Alfred St. Clair-Abrams (September 1865 - May 1915) was an attorney, newspaper editor and politician who served as a member of the Florida legislature and as the State Attorney for Lake County, Florida.

==Early life==
St. Clair-Abrams was born September 1865, in Georgia to Alexander St. Clair-Abrams and his wife Joanna.

==Business career==
In addition to being a lawyer, St. Clair-Abrams was also the editor of the Tavares Herald

==1896 Florida legislature election and killing of W. Bailey Tucker==
In 1896 St. Clair-Abrams was running for the Florida legislature as an anti railroad candidate. St. Clair-Abrams was defeated in his election, and he believed that W. Bailey Tucker of the Florida Central and Peninsula Railroad had brought about his defeat by unfair means.

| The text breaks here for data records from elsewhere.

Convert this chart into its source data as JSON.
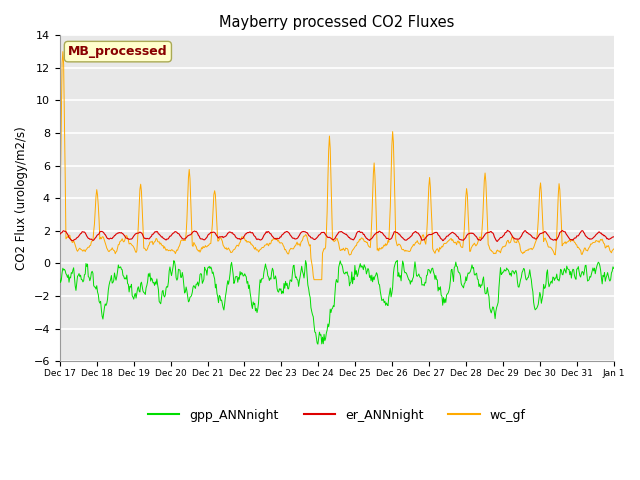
{
  "title": "Mayberry processed CO2 Fluxes",
  "ylabel": "CO2 Flux (urology/m2/s)",
  "ylim": [
    -6,
    14
  ],
  "yticks": [
    -6,
    -4,
    -2,
    0,
    2,
    4,
    6,
    8,
    10,
    12,
    14
  ],
  "plot_bg": "#e8e8e8",
  "fig_bg": "#ffffff",
  "grid_color": "white",
  "line_colors": {
    "gpp": "#00dd00",
    "er": "#dd0000",
    "wc": "#ffaa00"
  },
  "legend_labels": [
    "gpp_ANNnight",
    "er_ANNnight",
    "wc_gf"
  ],
  "annotation_text": "MB_processed",
  "annotation_color": "#880000",
  "annotation_bg": "#ffffcc",
  "annotation_border": "#aaaa55",
  "n_points": 720,
  "seed": 42,
  "tick_labels": [
    "Dec 17",
    "Dec 18",
    "Dec 19",
    "Dec 20",
    "Dec 21",
    "Dec 22",
    "Dec 23",
    "Dec 24",
    "Dec 25",
    "Dec 26",
    "Dec 27",
    "Dec 28",
    "Dec 29",
    "Dec 30",
    "Dec 31",
    "Jan 1"
  ]
}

On July 26, 1896 St. Clair-Abrams went to Tucker's home, confronted him and shot him in the head with a shotgun loaded with buckshot. Initially it was believed that St. Clair-Abrams shot Tucker because of St. Clair-Abrams' anger over the election, however it was later revealed that St. Clair-Abrams shot Tucker because Tucker was having an affair with St. Clair-Abrams' wife.

==Death and burial==
After a long illness, St. Clair-Abrams died at his home in Tavares, Florida in May 1915. He was buried in Jacksonville, Florida.